Non so perché certe cose inizino.
D’altra parte non so nemmeno come fanno a finire, accade un giorno che ti
svegli e la parola fine è scritta sul tuo cuscino del buongiorno. Credo che una
fine, ogni fine, sia anticipata da qualcosa che ci
avverte come un rumore diverso, una parola, un gesto. Nel mio caso fu una
canzone, l’avevo già sentita altre volte ma non aveva
suscitato in me grande interesse. Succede che la suddetta canzone ti passa
accanto, ti entra nel petto e se ne esce così..
lasciandoti il freddo dentro e quella vaga sensazione di panico iniziale che tu
limiti ad associare ad un’emozione del momento. Come quando
hai i brividi freddi che ti lacerano la schiena e le braccia. Succede
che sei in questo negozio pieno di televisioni con gli schermi enormi, succede
che lui sta scegliendo quella giusta, succede mentre
sei qualche metro più in là che quella melodia ti fischia nelle orecchie una
domanda a cui hai paura a rispondere. Succede che lì, in mezzo al corridoio,
proprio nell’esatto momento in cui si volta e ti sorride in mezzo a cento volti
tutti uguali, in quell’ istante si ferma tutto, cessa anche il respiro. Ti passano
mille fotogrammi di fronte. Non so come
in un giorno qualsiasi, in una pasticceria qualsiasi e
ad un’ora qualsiasi, mentre ti rigiri la tua pasta fra le mani, alzando lo
sguardo, ti rendi conto sarà l’ultima volta. Non so perché tenti di aggrapparti
a quel momento con tutte le tue forze mentre conti tutte le linee sulla sua fronte assorta,
nell’atto di leggere un articolo di giornale. E non ci
saranno più notti, non ci saranno più pasti, non ci saranno più promesse, non
ci saranno più farfalle o aquiloni. Non ci sarà più vento. Non ci saranno più
mura a circondare questi due corpi e a tenerli uniti, a rifletterne le ombre e
i passi scalzi sul pavimento del corridoio la sera tardi.

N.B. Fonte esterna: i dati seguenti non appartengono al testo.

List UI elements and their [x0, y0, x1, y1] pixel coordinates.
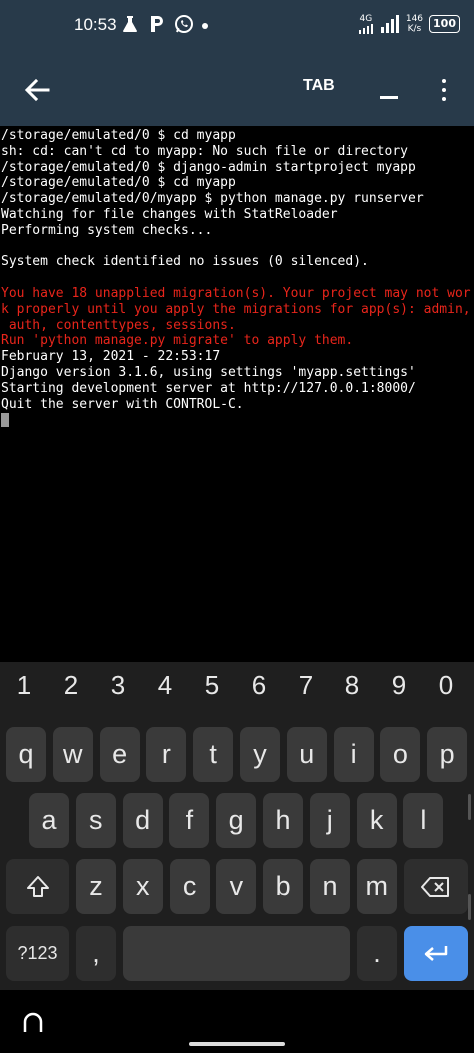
key-t[interactable]: t — [193, 727, 234, 782]
key-9[interactable]: 9 — [384, 670, 414, 701]
more-options-icon[interactable] — [434, 77, 454, 105]
key-3[interactable]: 3 — [103, 670, 133, 701]
flask-icon — [120, 14, 140, 38]
key-g[interactable]: g — [216, 793, 257, 848]
key-u[interactable]: u — [286, 727, 327, 782]
terminal-line: /storage/emulated/0 $ cd myapp — [1, 128, 236, 143]
keyboard-edge-indicator — [468, 894, 471, 920]
period-key[interactable]: . — [357, 926, 397, 981]
signal-strength-icon — [380, 15, 399, 33]
status-bar: 10:53 4G 146 K/s 100 — [0, 0, 474, 55]
network-type: 4G — [358, 14, 374, 34]
terminal-error-line: You have 18 unapplied migration(s). Your… — [1, 285, 471, 301]
notification-icons — [120, 14, 208, 38]
terminal-line: /storage/emulated/0 $ django-admin start… — [1, 159, 416, 175]
terminal-line: Watching for file changes with StatReloa… — [1, 206, 338, 222]
key-6[interactable]: 6 — [244, 670, 274, 701]
status-time: 10:53 — [74, 15, 117, 34]
system-indicators: 4G 146 K/s 100 — [358, 14, 460, 34]
enter-icon — [424, 945, 448, 961]
key-d[interactable]: d — [122, 793, 163, 848]
key-r[interactable]: r — [146, 727, 187, 782]
key-i[interactable]: i — [333, 727, 374, 782]
key-e[interactable]: e — [99, 727, 140, 782]
key-h[interactable]: h — [263, 793, 303, 848]
terminal-line: /storage/emulated/0/myapp $ python manag… — [1, 191, 424, 207]
key-q[interactable]: q — [6, 727, 46, 782]
symbols-key[interactable]: ?123 — [6, 926, 69, 981]
terminal-line: February 13, 2021 - 22:53:17 — [1, 349, 221, 365]
key-y[interactable]: y — [240, 727, 280, 782]
key-2[interactable]: 2 — [56, 670, 86, 701]
key-v[interactable]: v — [216, 859, 257, 914]
terminal-error-line: Run 'python manage.py migrate' to apply … — [1, 333, 354, 349]
back-arrow-icon[interactable] — [22, 75, 52, 105]
key-c[interactable]: c — [169, 859, 210, 914]
key-n[interactable]: n — [310, 859, 350, 914]
p-app-icon — [148, 14, 166, 38]
comma-key[interactable]: , — [76, 926, 116, 981]
network-speed-value: 146 — [405, 14, 424, 24]
network-speed: 146 K/s — [406, 14, 423, 34]
key-5[interactable]: 5 — [197, 670, 227, 701]
key-a[interactable]: a — [29, 793, 69, 848]
terminal-output[interactable]: /storage/emulated/0 $ cd myapp sh: cd: ca… — [0, 126, 474, 662]
key-1[interactable]: 1 — [9, 670, 39, 701]
key-m[interactable]: m — [356, 859, 397, 914]
key-x[interactable]: x — [122, 859, 163, 914]
space-key[interactable] — [123, 926, 350, 981]
terminal-line: Django version 3.1.6, using settings 'my… — [1, 364, 416, 380]
app-bar: TAB — [0, 55, 474, 126]
terminal-line: Performing system checks... — [1, 222, 213, 238]
terminal-line: Starting development server at http://12… — [1, 380, 416, 396]
on-screen-keyboard: 1 2 3 4 5 6 7 8 9 0 q w e r t y u i o p a s d f g h j k l z x c v b n m ?123… — [0, 662, 474, 990]
key-s[interactable]: s — [75, 793, 116, 848]
terminal-line: Quit the server with CONTROL-C. — [1, 396, 244, 412]
backspace-key[interactable] — [404, 859, 468, 914]
tab-button[interactable]: TAB — [303, 77, 335, 95]
terminal-line: System check identified no issues (0 sil… — [1, 254, 369, 270]
key-j[interactable]: j — [309, 793, 350, 848]
network-type-label: 4G — [359, 14, 373, 24]
underscore-button[interactable] — [378, 73, 400, 103]
shift-icon — [26, 875, 49, 897]
key-z[interactable]: z — [76, 859, 116, 914]
backspace-icon — [421, 876, 449, 897]
gesture-bar[interactable] — [189, 1042, 285, 1046]
terminal-error-line: k properly until you apply the migration… — [1, 301, 471, 317]
terminal-line: sh: cd: can't cd to myapp: No such file … — [1, 143, 408, 159]
key-l[interactable]: l — [403, 793, 444, 848]
terminal-line: /storage/emulated/0 $ cd myapp — [1, 175, 236, 191]
keyboard-hide-icon[interactable] — [22, 1012, 44, 1034]
enter-key[interactable] — [404, 926, 468, 981]
key-0[interactable]: 0 — [431, 670, 461, 701]
terminal-error-line: auth, contenttypes, sessions. — [1, 317, 236, 333]
key-o[interactable]: o — [380, 727, 421, 782]
shift-key[interactable] — [6, 859, 69, 914]
key-p[interactable]: p — [427, 727, 468, 782]
battery-indicator: 100 — [429, 15, 460, 33]
network-speed-unit: K/s — [407, 24, 422, 34]
key-b[interactable]: b — [263, 859, 304, 914]
key-k[interactable]: k — [356, 793, 397, 848]
whatsapp-icon — [174, 14, 194, 38]
key-4[interactable]: 4 — [150, 670, 180, 701]
key-8[interactable]: 8 — [337, 670, 367, 701]
navigation-area — [0, 990, 474, 1053]
signal-icon — [358, 24, 373, 34]
key-w[interactable]: w — [52, 727, 93, 782]
key-f[interactable]: f — [169, 793, 210, 848]
terminal-cursor — [1, 413, 9, 428]
dot-icon — [202, 23, 208, 29]
key-7[interactable]: 7 — [291, 670, 321, 701]
keyboard-edge-indicator — [468, 794, 471, 820]
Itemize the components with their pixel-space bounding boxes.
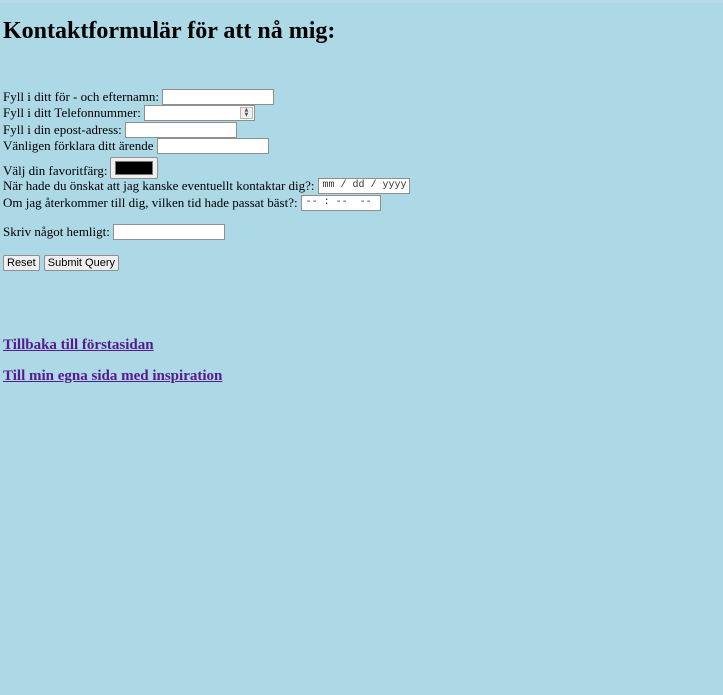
errand-row: Vänligen förklara ditt ärende	[3, 138, 269, 154]
reset-button[interactable]: Reset	[3, 255, 40, 271]
secret-input[interactable]	[112, 224, 225, 240]
date-placeholder: mm / dd / yyyy	[322, 180, 407, 191]
phone-input[interactable]: ▲ ▼	[143, 105, 255, 121]
top-edge	[0, 0, 723, 3]
phone-row: Fyll i ditt Telefonnummer: ▲ ▼	[3, 105, 255, 121]
name-row: Fyll i ditt för - och efternamn:	[3, 89, 274, 105]
inspiration-link[interactable]: Till min egna sida med inspiration	[3, 367, 222, 385]
time-label: Om jag återkommer till dig, vilken tid h…	[3, 195, 298, 210]
page-title: Kontaktformulär för att nå mig:	[3, 18, 336, 44]
email-row: Fyll i din epost-adress:	[3, 122, 237, 138]
name-input[interactable]	[161, 89, 274, 105]
color-row: Välj din favoritfärg:	[3, 156, 159, 180]
email-label: Fyll i din epost-adress:	[3, 122, 122, 137]
time-row: Om jag återkommer till dig, vilken tid h…	[3, 195, 381, 211]
secret-label: Skriv något hemligt:	[3, 224, 110, 239]
time-input[interactable]: -- : -- --	[300, 195, 381, 211]
color-swatch	[115, 161, 154, 175]
time-placeholder: -- : -- --	[305, 197, 372, 208]
home-link[interactable]: Tillbaka till förstasidan	[3, 336, 154, 354]
phone-label: Fyll i ditt Telefonnummer:	[3, 105, 141, 120]
number-spinner[interactable]: ▲ ▼	[239, 107, 253, 119]
submit-button[interactable]: Submit Query	[43, 255, 119, 271]
color-picker-button[interactable]	[110, 157, 159, 179]
date-label: När hade du önskat att jag kanske eventu…	[3, 178, 315, 193]
date-row: När hade du önskat att jag kanske eventu…	[3, 178, 410, 194]
spinner-down-icon: ▼	[244, 112, 249, 118]
email-input[interactable]	[124, 122, 237, 138]
color-label: Välj din favoritfärg:	[3, 162, 108, 178]
secret-row: Skriv något hemligt:	[3, 224, 225, 240]
name-label: Fyll i ditt för - och efternamn:	[3, 89, 159, 104]
form-buttons: Reset Submit Query	[3, 255, 123, 271]
errand-input[interactable]	[156, 138, 269, 154]
errand-label: Vänligen förklara ditt ärende	[3, 138, 154, 153]
date-input[interactable]: mm / dd / yyyy	[317, 178, 410, 194]
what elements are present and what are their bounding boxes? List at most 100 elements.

Quei sogni che avevi ripiegato con cura dentro alla valigia
che avevi poi disfatto in un momento presa dall’euforia del ritorno, li avevi
aperti davanti ad un paio di occhi dolci, eri entusiasta della tua calligrafia,
della scelta delle parole. In quegli slanci spontanei, in quella
voglia di entrare in un’altra persona e rimanerci impigliata per sempre, in
quei passi incerti e lunghi. L’ingenuità del pensiero stesso ti preme contro la
schiena e tenta di portarti via con lui. Ce n’erano troppi di
quegli abbracci la mattina presto, ti avevano scoperta ancora sveglia e
intorpidita con i piedi gelati. Un sorriso nel buio. Quel
profumo familiare che ti entrava nelle narici e non usciva più. Un
giorno di primavera che sapeva di autunno. Ti ritrovi
ancora tu a muoverti nell’aria umida, fra coperte pesanti e capelli sparsi
nella tua faccia per disegnare speranze brillanti. Ti
ritrovi in una giornata di autunno, di un anno avanti,
immersa nelle ombre della tua camera, a
far compagnia alla sera con i capelli ancora spettinati.